Several human rights organizations signed an open letter Sept. 15 declaring that China's treatment of Uighur Muslims in Xinjiang province "strongly suggests that crimes against humanity and genocide are taking place." The letter cited a November 2019 UN report that raised concerns over "increasing practices of arbitrary detention, enforced disappearance, absence of judicial oversight and procedural safeguards...within an increasingly securitized environment, particularly for designated minorities, notably Uyghurs."
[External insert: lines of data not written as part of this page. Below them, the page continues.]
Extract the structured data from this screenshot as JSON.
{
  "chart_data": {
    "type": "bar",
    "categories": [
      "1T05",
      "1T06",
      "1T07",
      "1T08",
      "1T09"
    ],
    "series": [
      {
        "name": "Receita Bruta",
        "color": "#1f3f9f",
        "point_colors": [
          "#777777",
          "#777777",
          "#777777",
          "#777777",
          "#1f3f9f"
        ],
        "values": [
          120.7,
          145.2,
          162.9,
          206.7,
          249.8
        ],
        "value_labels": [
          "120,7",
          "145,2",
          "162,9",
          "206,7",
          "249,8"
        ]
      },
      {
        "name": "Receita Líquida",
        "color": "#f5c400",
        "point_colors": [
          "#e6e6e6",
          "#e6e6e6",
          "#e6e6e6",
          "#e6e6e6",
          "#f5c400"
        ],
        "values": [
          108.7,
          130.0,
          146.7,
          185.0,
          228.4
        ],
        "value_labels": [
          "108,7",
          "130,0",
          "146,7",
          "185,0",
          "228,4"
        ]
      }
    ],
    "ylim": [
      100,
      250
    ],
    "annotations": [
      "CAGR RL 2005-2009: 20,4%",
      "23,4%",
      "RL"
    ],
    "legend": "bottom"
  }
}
After more than 30 years of Islamist rule, Sudan's interim Sovereignty Council has unveiled a sweeping reform of the sharia-based legal code. Announcing the changes, Justice Minister Nasredeen Abdulbari told the BBC, "We are keen to demolish any discrimination that was enacted by the old regime and to move toward equality of citizenship and a democratic transformation." He said the amendments aim to bring Sudan's laws in line with the Constitutional Declaration that established the country's transitional government a year ago, and included guarantees for basic rights and freedoms. Most significantly, the amendments abolish the crime of "apostasy"—meaning conversion from Islam, which had carried the death penalty and was widely used to target political opposition.
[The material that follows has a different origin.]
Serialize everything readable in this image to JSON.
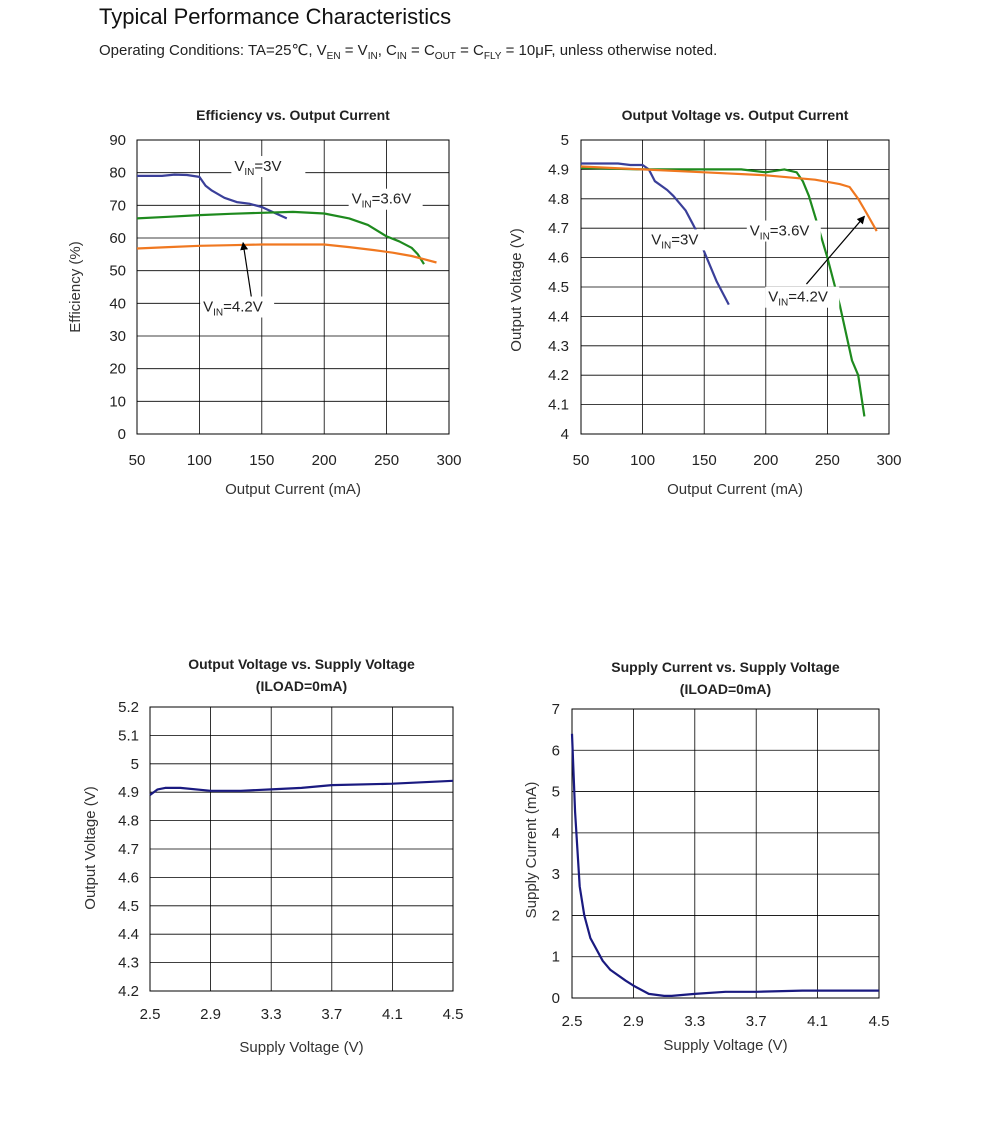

Lawyers have submitted a complaint to the Office of the Prosecutor at the International Criminal Court (ICC), demanding that an investigation be opened into senior Chinese leaders for genocide and crimes against humanity, allegedly committed against the Uighurs and other Turkic peoples. The complaint was filed on behalf of the East Turkistan Government in Exile (ETGE) and the East Turkistan National Awakening Movement (ETNAM).